Major Abdominal Surgery Clinical Trial
Official title:
Immune-mediatory Response of Intravenous Ketamine Versus Propofol for Major Abdominal Surgeries: a Prospective Randomized Study
Host systemic responses to vigorous stimuli as trauma, surgical tissue injury, anesthesia and
post-operative pain, leads to release a variety of pro-inflammatory cytokines including
interleukin-1 (IL-1) and interleukin-6 (IL-6) mainly from monocytes and macrophages Thus, the
rise of IL-6 is regarded as an early marker of tissue damage and its rise proportional to the
degree of tissue damage .
It has been demonstrated that systemic responses to stress may be modified by the anesthetic
technique used . Total intravenous anesthesia (TIVA) especially propofol based greatly
suppresses the stress response induced by surgery when compared to inhalation by lowering
cortisol levels.
Ketamine has the ability to modulate (modify) inflammation . Even the sub-anesthetic doses of
ketamine in animal models were even provided to have an effect on the inflammatory response
system in the central nervous system
The release a variety of pro-inflammatory cytokines including tumor necrosis factor-α
(TNF-α), interleukin-1 (IL-1) and interleukin-6 (IL-6) mainly from monocytes and macrophages
due to surgical trauma or anesthesia .
IL-6 is constantly found in the peripheral blood and rapidly within few minutes unlike other
pro inflammatory mediators.

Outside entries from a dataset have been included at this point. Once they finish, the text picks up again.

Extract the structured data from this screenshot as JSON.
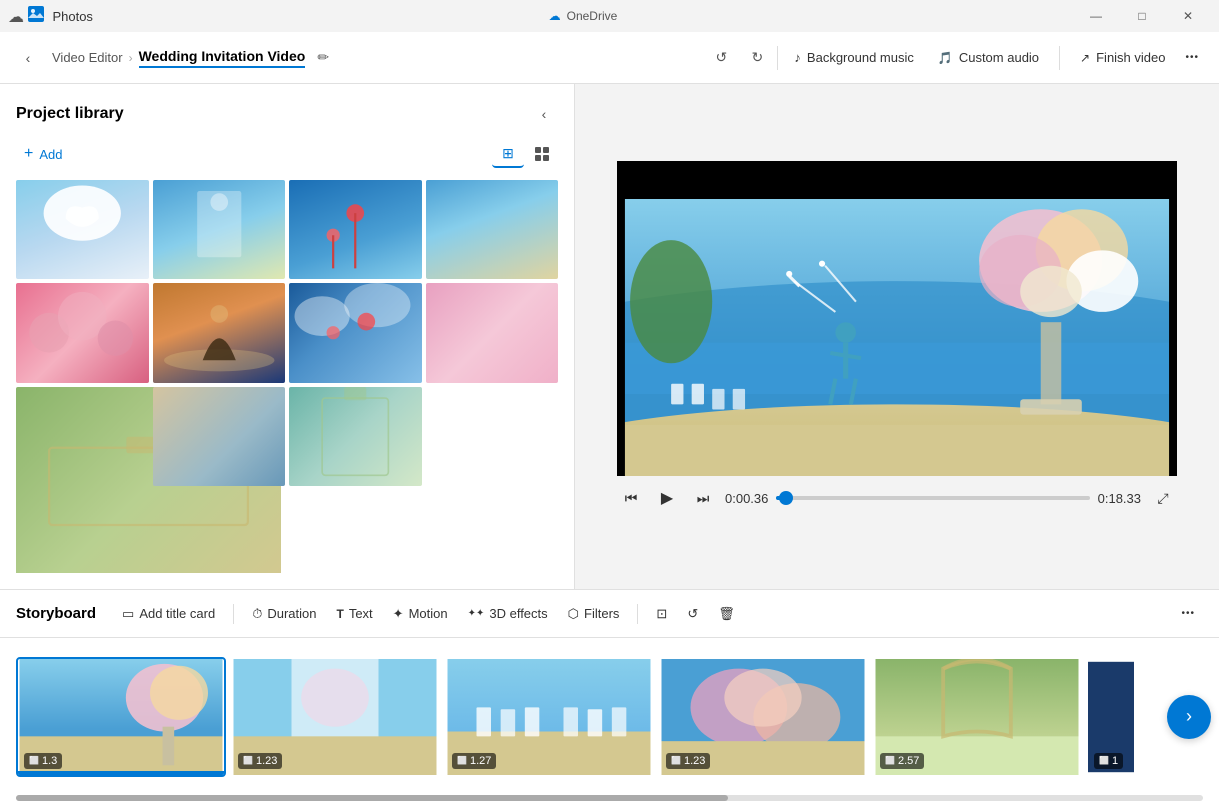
{
  "app": {
    "title": "Photos",
    "onedrive_label": "OneDrive"
  },
  "titlebar": {
    "minimize": "—",
    "maximize": "□",
    "close": "✕"
  },
  "navbar": {
    "back_label": "‹",
    "breadcrumb_home": "Video Editor",
    "breadcrumb_separator": "›",
    "project_title": "Wedding Invitation Video",
    "edit_icon": "✏",
    "undo_label": "Undo",
    "redo_label": "Redo",
    "background_music_label": "Background music",
    "custom_audio_label": "Custom audio",
    "finish_video_label": "Finish video",
    "more_label": "•••"
  },
  "project_library": {
    "title": "Project library",
    "add_label": "Add",
    "collapse_label": "‹",
    "view_large_label": "⊞",
    "view_small_label": "⊟"
  },
  "media_items": [
    {
      "id": 1,
      "type": "sky"
    },
    {
      "id": 2,
      "type": "beach"
    },
    {
      "id": 3,
      "type": "blue_balloons"
    },
    {
      "id": 4,
      "type": "venue"
    },
    {
      "id": 5,
      "type": "roses"
    },
    {
      "id": 6,
      "type": "sunset_couple"
    },
    {
      "id": 7,
      "type": "blue_clouds"
    },
    {
      "id": 8,
      "type": "petals"
    },
    {
      "id": 9,
      "type": "arch_wide"
    },
    {
      "id": 10,
      "type": "table_setting"
    },
    {
      "id": 11,
      "type": "arch_narrow"
    }
  ],
  "video_player": {
    "time_current": "0:00.36",
    "time_total": "0:18.33"
  },
  "storyboard": {
    "title": "Storyboard",
    "add_title_card_label": "Add title card",
    "duration_label": "Duration",
    "text_label": "Text",
    "motion_label": "Motion",
    "effects_3d_label": "3D effects",
    "filters_label": "Filters",
    "more_label": "•••",
    "items": [
      {
        "id": 1,
        "duration": "1.3",
        "type": "flowers_beach"
      },
      {
        "id": 2,
        "duration": "1.23",
        "type": "curtain_beach"
      },
      {
        "id": 3,
        "duration": "1.27",
        "type": "ceremony_beach"
      },
      {
        "id": 4,
        "duration": "1.23",
        "type": "flowers_close"
      },
      {
        "id": 5,
        "duration": "2.57",
        "type": "arch_garden"
      },
      {
        "id": 6,
        "duration": "1",
        "type": "dark_blue"
      }
    ]
  }
}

Thus, the rise of IL-6 is regarded as an early marker of tissue
damage and IL-6 levels are proportional to the degree of tissue damage . The two major
actions of IL-6 are having a key role in regulating stress responses by activating the
hypothalamic-pituitary- adrenal (HPA) axis and synthesizing fibrinogen (which is necessary
for the acute-phase response) serving as a growth factor for activated B-cells .
While appropriate inflammatory reactions are advantageous and essential for wound healing and
host defense against microorganisms, excessive immune responses can be detrimental. The
released mediators prompt systemic endocrine, immunological and metabolic responses result in
increased pain sensitivity, altered metabolism, hyperthermia and greater secretion of liver
acute phase proteins and stress hormones, so yields unstable patient's hemodynamic status
Propofol was documented to have an advantage in terms of inflammatory and immunomodulatory
effects through significant effect on TNF-α, IL-6 and IL-10 release .
Ketamine has the ability to modulate (modify) inflammation and this is why it is recommended
in patients with sepsis undergoing surgery . This may be possibly related with the variations
in TNF-α and nuclear factor-κB expression . Even the sub-anesthetic doses of ketamine in
animal models were even provided to have an effect on the inflammatory response system in the
central nervous system which is involved in its therapeutic effect on depression (Yang-2 et
al., 2013).
This study will be conducted to compare between the intravenous infusion of ketamine against
the intravenous infusion of propofol during general anesthesia in patients undergoing major
abdominal surgeries.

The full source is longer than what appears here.